Classical music advocates, meanwhile, have "one idea: That classical music can't be allowed to die. Well, we don't know that, do we? Life will go on without classical music." Some arts groups, symphonies among them, will always need subsidies to survive, he acknowledges. But they can earn it by making themselves more relevant: "Every arts organization need to open itself up more to the world."

That's what Sandow hopes he and the Pittsburgh Symphony are doing with Symphony with a Splash. At the April 7 concert and mixer, a volunteer from the audience was recruited to have his head shaved onstage during a performance of Samson & Delilah. "It was such a happy event," says Sandow. "The audience gave it a standing ovation."
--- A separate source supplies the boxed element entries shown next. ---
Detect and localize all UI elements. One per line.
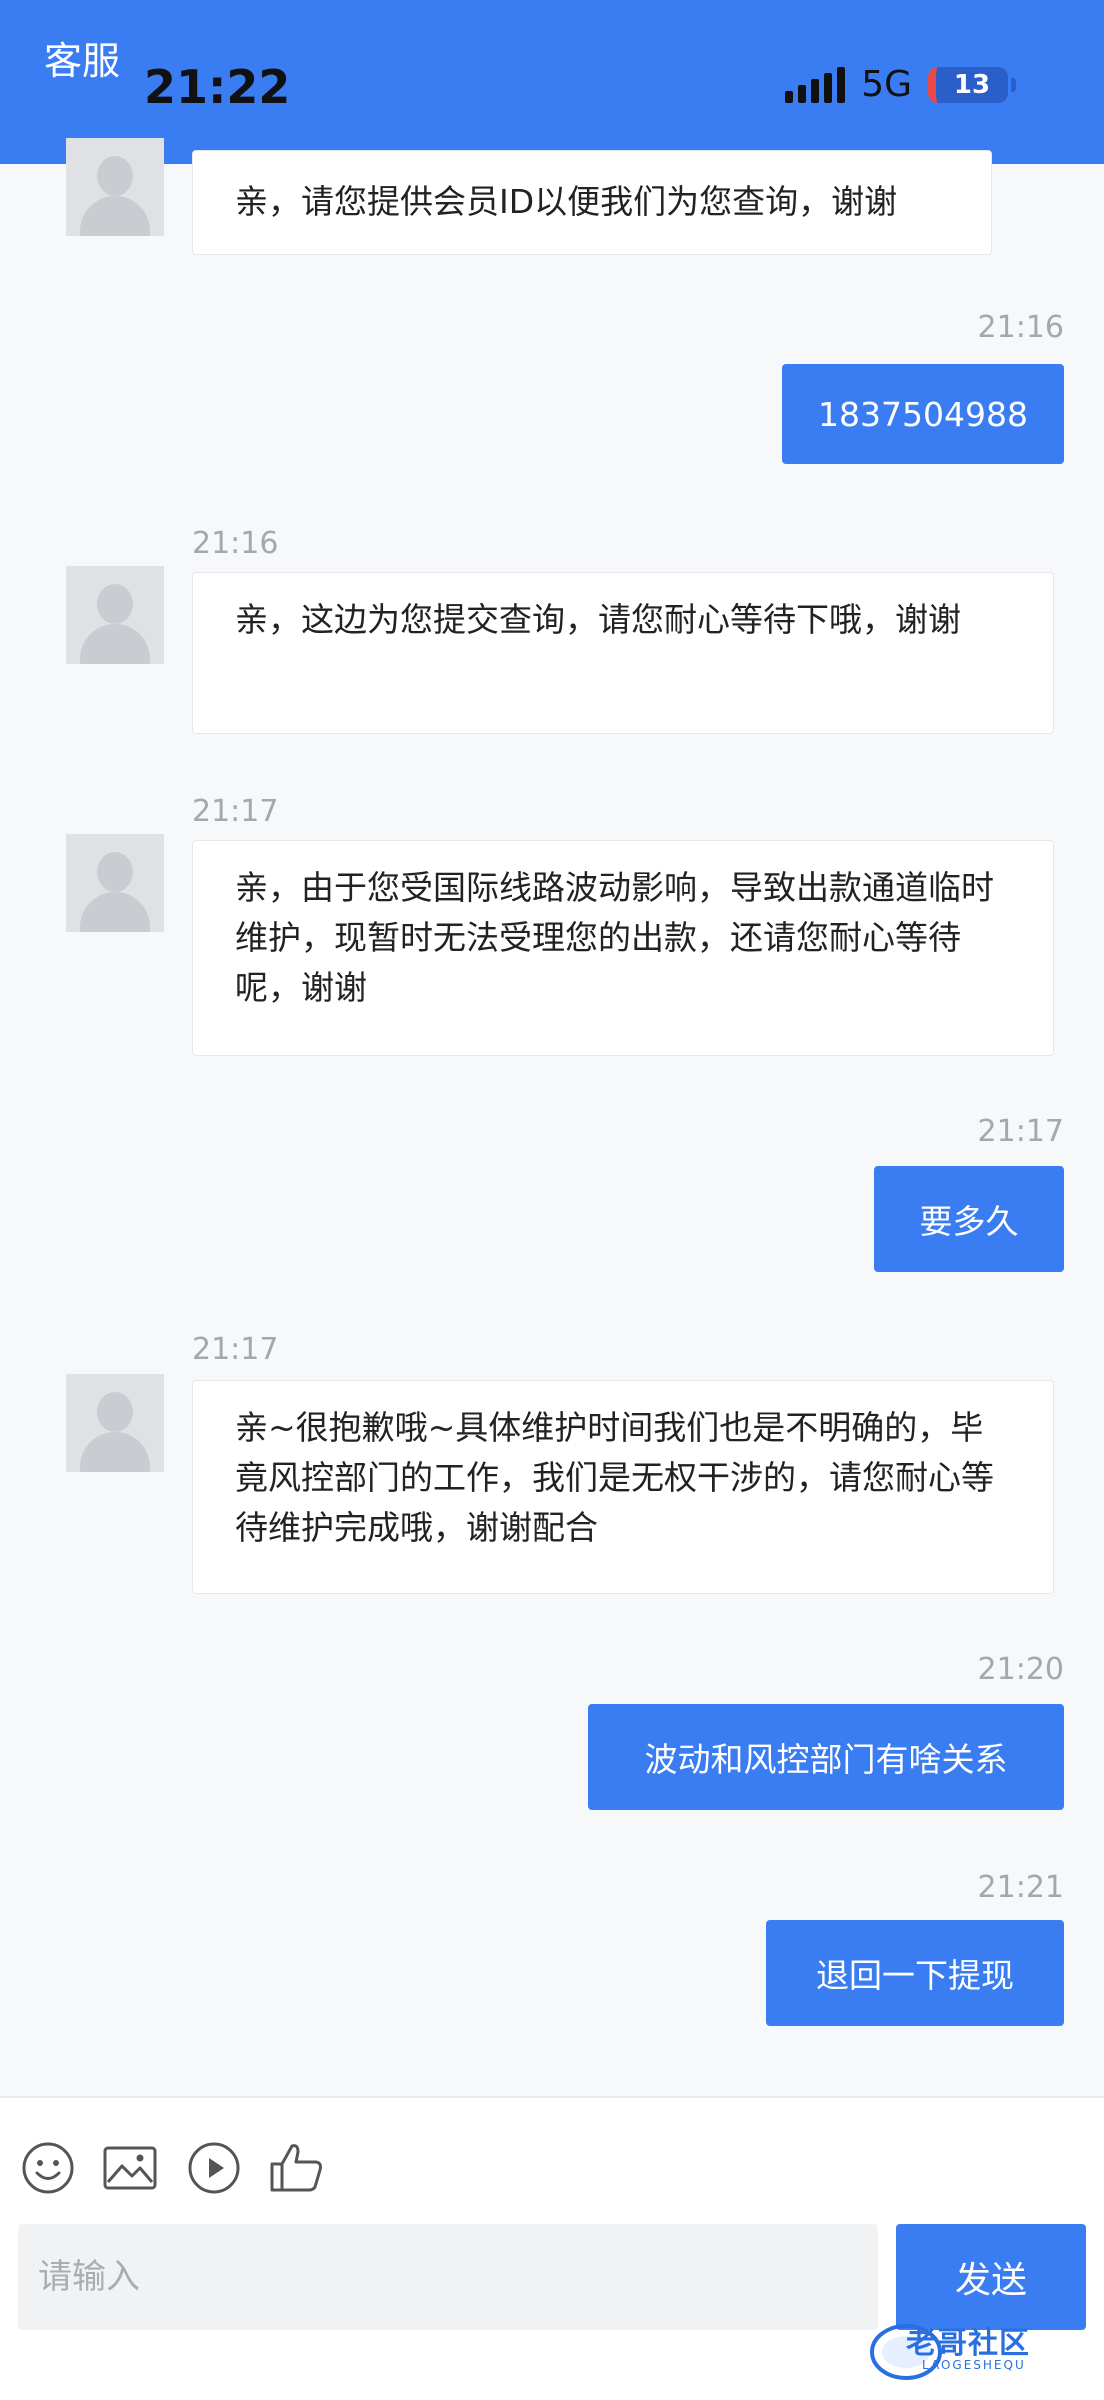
agent-avatar — [66, 1374, 164, 1472]
watermark-subtext: LAOGESHEQU — [922, 2358, 1026, 2372]
message-timestamp: 21:16 — [192, 526, 279, 561]
battery-icon: 13 — [928, 66, 1016, 103]
outgoing-message: 波动和风控部门有啥关系 — [588, 1704, 1064, 1810]
message-text: 要多久 — [919, 1202, 1019, 1241]
message-timestamp: 21:17 — [977, 1114, 1064, 1149]
thumbs-up-icon[interactable] — [268, 2138, 324, 2194]
message-text: 亲，请您提供会员ID以便我们为您查询，谢谢 — [235, 182, 898, 221]
message-timestamp: 21:16 — [977, 310, 1064, 345]
agent-avatar — [66, 834, 164, 932]
outgoing-message: 退回一下提现 — [766, 1920, 1064, 2026]
message-text: 波动和风控部门有啥关系 — [644, 1740, 1008, 1779]
outgoing-message: 1837504988 — [782, 364, 1064, 464]
message-text: 亲，这边为您提交查询，请您耐心等待下哦，谢谢 — [235, 600, 961, 639]
play-icon[interactable] — [186, 2140, 242, 2196]
app-header: 客服 21:22 5G 13 — [0, 0, 1104, 164]
incoming-message: 亲，这边为您提交查询，请您耐心等待下哦，谢谢 — [192, 572, 1054, 734]
agent-avatar — [66, 566, 164, 664]
image-icon[interactable] — [102, 2140, 158, 2196]
incoming-message: 亲，由于您受国际线路波动影响，导致出款通道临时维护，现暂时无法受理您的出款，还请… — [192, 840, 1054, 1056]
message-timestamp: 21:17 — [192, 1332, 279, 1367]
message-text: 亲，由于您受国际线路波动影响，导致出款通道临时维护，现暂时无法受理您的出款，还请… — [235, 868, 994, 1007]
outgoing-message: 要多久 — [874, 1166, 1064, 1272]
watermark-logo: 老哥社区 LAOGESHEQU — [866, 2312, 1092, 2386]
signal-icon — [785, 66, 846, 103]
incoming-message: 亲，请您提供会员ID以便我们为您查询，谢谢 — [192, 150, 992, 255]
status-clock: 21:22 — [144, 60, 291, 114]
incoming-message: 亲~很抱歉哦~具体维护时间我们也是不明确的，毕竟风控部门的工作，我们是无权干涉的… — [192, 1380, 1054, 1594]
message-text: 1837504988 — [818, 394, 1028, 434]
agent-avatar — [66, 138, 164, 236]
status-indicators: 5G 13 — [785, 64, 1016, 105]
message-input[interactable] — [18, 2224, 878, 2330]
message-timestamp: 21:17 — [192, 794, 279, 829]
message-timestamp: 21:21 — [977, 1870, 1064, 1905]
watermark-text: 老哥社区 — [906, 2326, 1030, 2361]
message-text: 退回一下提现 — [816, 1956, 1014, 1995]
message-timestamp: 21:20 — [977, 1652, 1064, 1687]
page-title: 客服 — [44, 39, 121, 83]
network-type: 5G — [861, 64, 912, 105]
emoji-icon[interactable] — [20, 2140, 76, 2196]
battery-level: 13 — [953, 69, 991, 100]
message-text: 亲~很抱歉哦~具体维护时间我们也是不明确的，毕竟风控部门的工作，我们是无权干涉的… — [235, 1408, 994, 1547]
Samson isn't a piece Sandow particularly admires, but he says outreach needn't be about dumbing things down. The February Splash was especially challenging, including an atonal composition by Anton von Webern and John Cage's famous 4'33" -- a completely silent piece in three movements whose performance generated fruitful discussion among the attendees, most of who were symphony non-regulars. "The important thing is to engage the audience and not to underestimate them," Sandow says. "You can't say, 'Here's a piece of music you might not like, but you have to listen to it.'"

While Sandow is ideologically unelitist, there's another side of the coin. "The not-for-profit arts offer an alternative, and offer a more serious and deep alternative," says the Heinz Endowment's Sarbaugh. "They need to be given a chance to be experienced." She likes a phrase she once heard: "elitism for everyone."